Но он молчал, молчала и та наверху, потухла спичка, и мрак и молчание охватили меня, как страшные объятия смерти.
К жизни, к свету, к людям!
И я бросился к дверям.
Это был столько же сильный, сколько и животный порыв. И сознание этого животного во мне, эгоистичного, отвратительного, еще мучительнее почувствовалось, и с омерзением и к себе, и к Андрееву, и к Владимиру, и даже к этим сытым своим лошадям, я стоял опять у саней, и мы советовались, что нам предпринять после нашего случайного открытия этой в поголовном тифе деревни.
-- Надо точно выяснить положение,--сказал Андреев.-- Надо обойти все избы.
И мы пошли из избы в избу.
Нервы притупились, и мы спокойно смотрели на однообразные картины голодного тифа, на все эти тела -- живые, умирающие и мертвые, на всю эту деревню, которая стояла среди снежных равнин в страшном безмолвии ночи, в мертвом блеске луны.
Потом выяснилось, что это была одна из тех деревень, которые не пошли на запашку и в отношении которых земство мужественно выдерживало свой ультиматум: хочешь бери, хочешь нет.
Но почему же отказывались от запашки? Обычный ответ был такой:
-- Кто на запашку пойдет, того в крепость назад поворотят.
Сущность же заключалась в том, что запашки не желали более зажиточные, боясь ответственности, вследствие круговой поруки, за голытьбу. То есть большинство относилось к делу так же, как и крупные землевладельцы: не желали платить за других. Это было их право, которого их самовольно и лишили крупные землевладельцы, позволив себе таким образом такой же произвол, какой позволял себеи я с князевцами. И только тогда, когда на деревне и большинство уже проедало свою скотину, становясь таким образом тоже голытьбой,-- запашка принималась.
Но умершие от тифа уже спали своим вечным сном в могилах, да и разорившиеся распродажей скота крестьяне не могли уже поправиться, не могли и вовремя привезти себе семян, отчего и произошел второй голод.
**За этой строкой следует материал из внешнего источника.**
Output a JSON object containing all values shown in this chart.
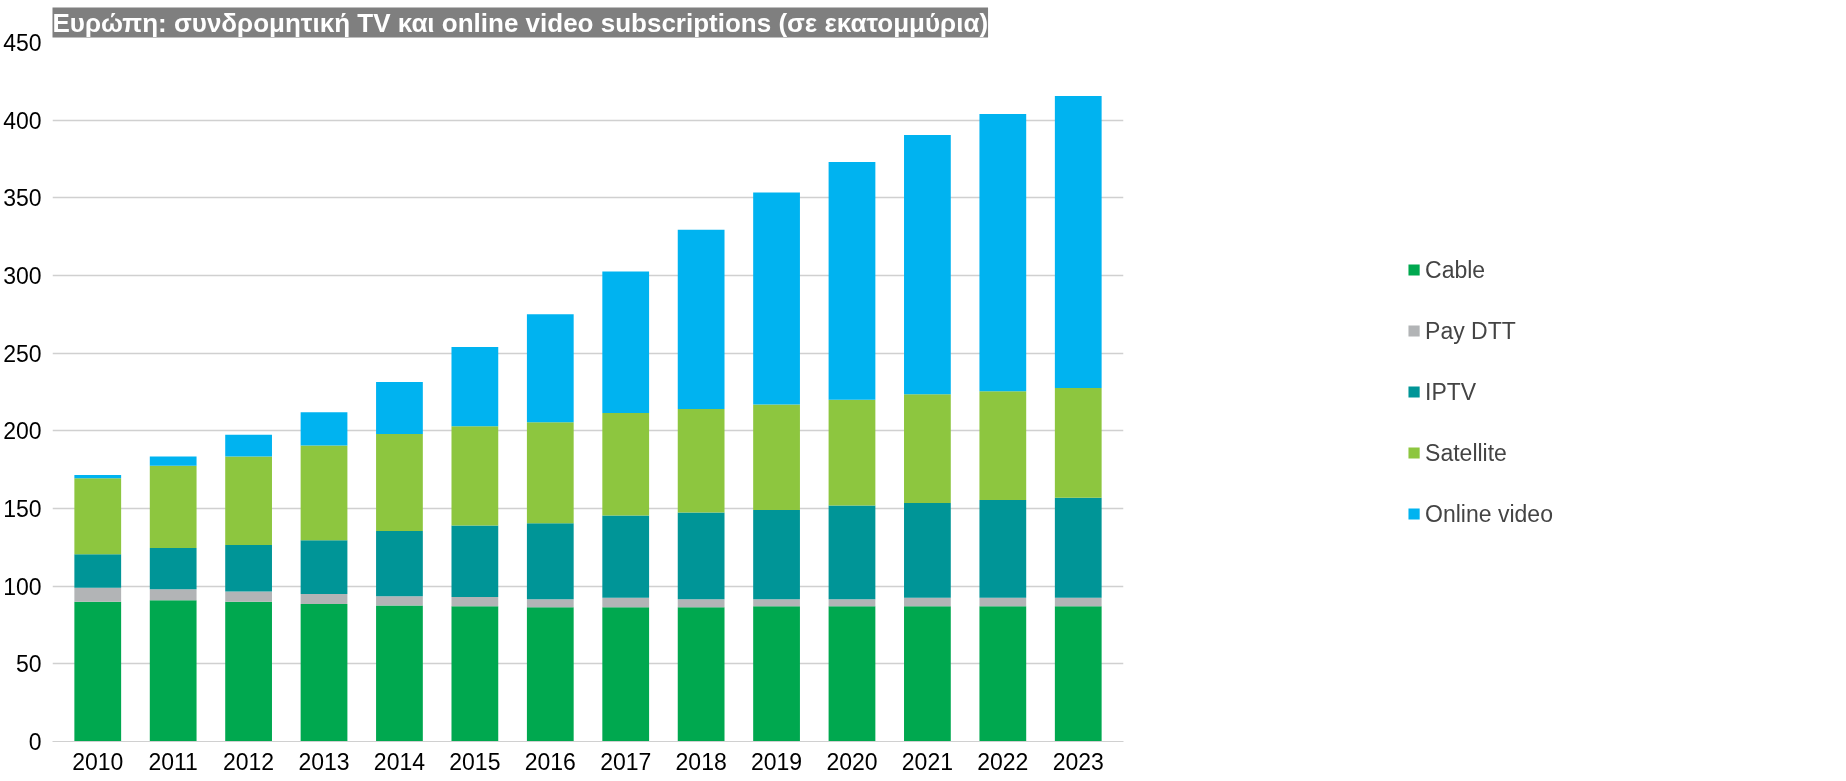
{
  "chart_data": {
    "type": "bar",
    "title": "Ευρώπη: συνδρομητική TV και online video subscriptions (σε εκατομμύρια)",
    "categories": [
      "2010",
      "2011",
      "2012",
      "2013",
      "2014",
      "2015",
      "2016",
      "2017",
      "2018",
      "2019",
      "2020",
      "2021",
      "2022",
      "2023"
    ],
    "stacked": true,
    "series": [
      {
        "name": "Cable",
        "color": "#00a84f",
        "values": [
          90,
          91,
          90,
          88.5,
          87.5,
          87,
          86.5,
          86.5,
          86.5,
          87,
          87,
          87,
          87,
          87
        ]
      },
      {
        "name": "Pay DTT",
        "color": "#b2b4b6",
        "values": [
          9,
          7,
          6.5,
          6.5,
          6,
          6,
          5,
          6,
          5,
          4.5,
          4.5,
          5.5,
          5.5,
          5.5
        ]
      },
      {
        "name": "IPTV",
        "color": "#009597",
        "values": [
          21.5,
          26.5,
          30,
          34.5,
          42,
          46,
          49,
          53,
          56,
          57.5,
          60.5,
          61,
          63,
          64.5
        ]
      },
      {
        "name": "Satellite",
        "color": "#8dc63f",
        "values": [
          49,
          53,
          57,
          61,
          62.5,
          64,
          65,
          66,
          66.5,
          68,
          68,
          70,
          70,
          70.5
        ]
      },
      {
        "name": "Online video",
        "color": "#00b3f0",
        "values": [
          2,
          6,
          14,
          21.5,
          33.5,
          51,
          69.5,
          91,
          115.5,
          136.5,
          153,
          167,
          178.5,
          188
        ]
      }
    ],
    "ylim": [
      0,
      450
    ],
    "yticks": [
      0,
      50,
      100,
      150,
      200,
      250,
      300,
      350,
      400,
      450
    ],
    "grid": "y",
    "legend": "right"
  }
}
Я уже писал о голодном годе. Скажу только, что в моих очерках ("Деревенские панорамы", "На ходу", "Сочельник в русской деревне") переданы действительные факты, и фактов этих в каждой голодающей деревне было всегда больше, чем надо. Об этом красноречиво говорили новенькие крестики на кладбищах, эти безмолвные, не всегда достоверные свидетели.
И редкий, редкий из страдальцев видел тогда помогавших ему,-- помощь потом пришла, но громадное большинство из них сводило свои счеты с жизнью в страшной, нечеловеческой обстановке.
Когда потом, летом, разыгралась холера со всеми ее ужасами, она не была страшнее: тогда было лето, тепло, можно было бежать, есть траву, коренья, была иллюзия: люди умирали от еды, а не от голода, захватившего их среди белых, как саван, сугробов снега.